Could you please someone explain me purpose of Message age timer , As I uderstand it , from ROOT bridge to other decrease MAX age value , respectively increase Message age from 0 to 19 , with diameter 7 , but why >? 

Thanks in Advance

1 Accepted Solution

Accepted Solutions

Peter Paluch
Cisco Employee
Cisco Employee

Hi Roman,

The Message Age field in STP is similar to a TTL field in IP packet and is supposed to

  • prevent BPDUs being forwarded between STP-aware switches endlessly
  • define a maximum lifetime for a particular BPDU to prevent processing old and possibly outdated information

The Message Age is set to 0 at the root bridge. Every other non-root switch will increase the Message Age field by one in the received BPDU when relaying it via its own ports. Moreover, on each non-root switch, the BPDU itself will age out in (Max Age - Message Age). This makes sure that the more hops this BPDU has traversed from the root, the sooner it will expire.

This document also may be interesting for you:

http://www.cisco.com/en/US/tech/tk389/tk621/technologies_tech_note09186a0080094954.shtml

Of course, feel welcome to ask further!

Best regards,

Peter

View solution in original post

5 Replies 5

Peter Paluch
Cisco Employee
Cisco Employee

Hi Roman,

The Message Age field in STP is similar to a TTL field in IP packet and is supposed to

  • prevent BPDUs being forwarded between STP-aware switches endlessly
  • define a maximum lifetime for a particular BPDU to prevent processing old and possibly outdated information

The Message Age is set to 0 at the root bridge. Every other non-root switch will increase the Message Age field by one in the received BPDU when relaying it via its own ports. Moreover, on each non-root switch, the BPDU itself will age out in (Max Age - Message Age). This makes sure that the more hops this BPDU has traversed from the root, the sooner it will expire.

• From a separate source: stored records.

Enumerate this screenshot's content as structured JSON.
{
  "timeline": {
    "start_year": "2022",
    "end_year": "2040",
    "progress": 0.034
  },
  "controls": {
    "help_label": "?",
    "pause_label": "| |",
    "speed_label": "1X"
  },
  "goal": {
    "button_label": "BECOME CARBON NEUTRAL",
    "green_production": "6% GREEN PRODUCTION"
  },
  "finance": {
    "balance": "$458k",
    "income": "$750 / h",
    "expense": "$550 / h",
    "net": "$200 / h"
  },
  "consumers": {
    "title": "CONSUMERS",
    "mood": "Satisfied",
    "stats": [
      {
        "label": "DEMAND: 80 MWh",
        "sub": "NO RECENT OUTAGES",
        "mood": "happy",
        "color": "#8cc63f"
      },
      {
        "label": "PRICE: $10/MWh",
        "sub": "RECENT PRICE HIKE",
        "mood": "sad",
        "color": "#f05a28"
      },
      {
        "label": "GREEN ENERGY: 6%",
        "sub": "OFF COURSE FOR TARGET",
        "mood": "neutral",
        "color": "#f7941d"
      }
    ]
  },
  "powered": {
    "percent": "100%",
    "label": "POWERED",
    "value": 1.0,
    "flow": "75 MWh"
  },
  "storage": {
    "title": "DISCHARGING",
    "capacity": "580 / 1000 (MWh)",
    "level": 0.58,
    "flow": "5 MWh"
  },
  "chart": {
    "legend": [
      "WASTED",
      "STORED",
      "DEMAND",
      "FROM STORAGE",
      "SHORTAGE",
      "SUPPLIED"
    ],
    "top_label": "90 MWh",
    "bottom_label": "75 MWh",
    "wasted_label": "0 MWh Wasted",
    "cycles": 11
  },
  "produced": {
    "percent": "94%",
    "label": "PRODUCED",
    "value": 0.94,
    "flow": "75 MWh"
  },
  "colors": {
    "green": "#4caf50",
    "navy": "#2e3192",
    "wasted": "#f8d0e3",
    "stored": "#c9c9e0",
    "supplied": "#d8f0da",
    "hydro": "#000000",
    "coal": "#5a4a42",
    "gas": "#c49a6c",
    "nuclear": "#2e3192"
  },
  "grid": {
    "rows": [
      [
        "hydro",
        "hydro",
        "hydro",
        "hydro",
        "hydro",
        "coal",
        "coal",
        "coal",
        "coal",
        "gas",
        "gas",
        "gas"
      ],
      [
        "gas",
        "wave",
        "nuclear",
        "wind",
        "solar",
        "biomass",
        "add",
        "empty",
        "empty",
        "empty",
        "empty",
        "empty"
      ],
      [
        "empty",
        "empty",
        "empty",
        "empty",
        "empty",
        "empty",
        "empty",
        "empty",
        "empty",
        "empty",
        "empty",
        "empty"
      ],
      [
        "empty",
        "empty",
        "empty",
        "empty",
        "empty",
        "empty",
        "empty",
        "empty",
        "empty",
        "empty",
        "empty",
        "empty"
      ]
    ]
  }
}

This document also may be interesting for you:

http://www.cisco.com/en/US/tech/tk389/tk621/technologies_tech_note09186a0080094954.shtml

Of course, feel welcome to ask further!

Best regards,

Peter

Oh , thanks ,so that means , if diameter is 7 and I manualy set up maximu age to for example to 25 , last switch in topology could not recieve BPDU ? ...

Hello Roman,

I am not sure how you arrived to that conclusion - but it is incorrect. Assuming that the root switch is at one end of the 7-switch chain, the very last switch at the other end will receive the BPDUs with whatever Max Age you configured, and with the Message Age of 5. This BPDU will therefore expire in (Max Age - 5) seconds. Unless you configure your Max Age to 7 or less, the BPDU will be accepted and processed. If the Max Age was 7, the BPDU would expire in 7-5=2 seconds which is exactly the Hello time - hence the BPDU would expire at approximately the same time as it is expected to be received, and this could lead to very unpleasant results.

Having the diameter of 7 and the Max Age set to 25 will not produce any ill results - at worst, the BPDU will expire in 25-7=18 seconds at the farthest switch.

Best regards,

Peter

Ok

Sorry , I meant it right , but I have used wrong values ...

Thank you ...

Roman

Hi Peter

it is totally clear for me how Message Age field works and how each Non-root Switches uses and increment the value, my question now is, why does STP need the farther switches expiries its BPDUs stored sooner?

As an example, if I have 5 switches chained and the first one is the root if something happens to it the first that start announcing as new root-bridge is the last one on the opposite direction, why does the protocol do that?